“Europe must turn its predicament to Sambhavna,” says Thorsten Benner, Global Public Policy Institute
New Delhi [India], April 11 (ANI): Thorsten Benner, Co-founder and Director, Global Public Policy Institute took cues from External Affairs Minister S Jaishankar and said that Europe must move towards the theme of Sambhavna, or ‘possibility’, which was the theme of the Carnegie 9th Global Tech Summit.
While speaking at the summit, Benner said that Europe must turn its predicament to Sambhavna because the modern world poses no other alternative to them.
“We can learn from the spirit in a sense, as Dr Jaishankar talked about our predicament as Europeans and I think we need to turn our predicament to Sambhavna, because we have no other choice and getting to action and rethinking things and we think in collaboration and diversifying what would we be starting to talk about,” he said.
He said that India is a central focus on this, and now Europe was doing something which was unthinkable before, like talking about defence cooperation with India.
“Of course India is the focus on this.

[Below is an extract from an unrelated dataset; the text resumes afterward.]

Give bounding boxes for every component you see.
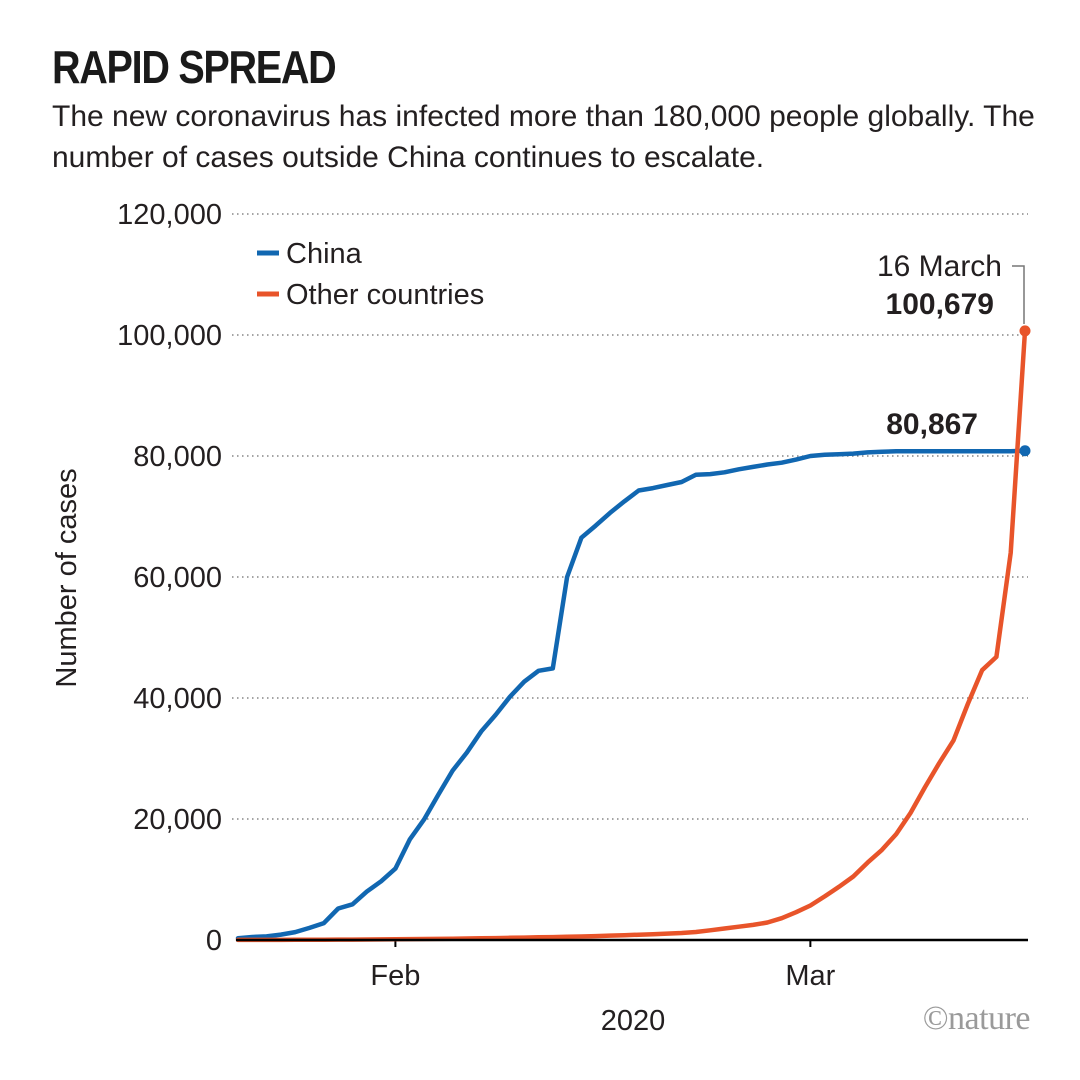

I think the thinking on this has started to look at the coalition treaty in my country, which has just been concluded, and the talks about deepening the trading partnership with India. Who would have thought that there would be talks about deepening defence cooperation and green energy and overall energy partnerships? So, I think it is important to ask you to focus on India’s strategy,” he said.
Speaking at the same summit, Ashley J Tellis, Tata Chair for Strategic Affairs and Senior Fellow, Carnegie Endowment for International Peace, said that the US administration, led by US President Donald Trump, is very unpredictable.
“It’s very hard to try and define with precision what this administration [US administration] will do. But I think there are two trends that are competing for attention,” he said.
Tellis said that the US administration has something that he called ‘technonationalism’, wherein they want to bring back what they think is ‘lost’.
“One is a strong streak of technonationalism that exists in this administration. It wants to preserve and protect US tech dominance and bring back a variety of capabilities that it believes have been lost from the rest of the world back to the US. On the other hand, it is also a recognition that there will be limits to how successfully and how completely this process can actually be brought to fruition,” he said.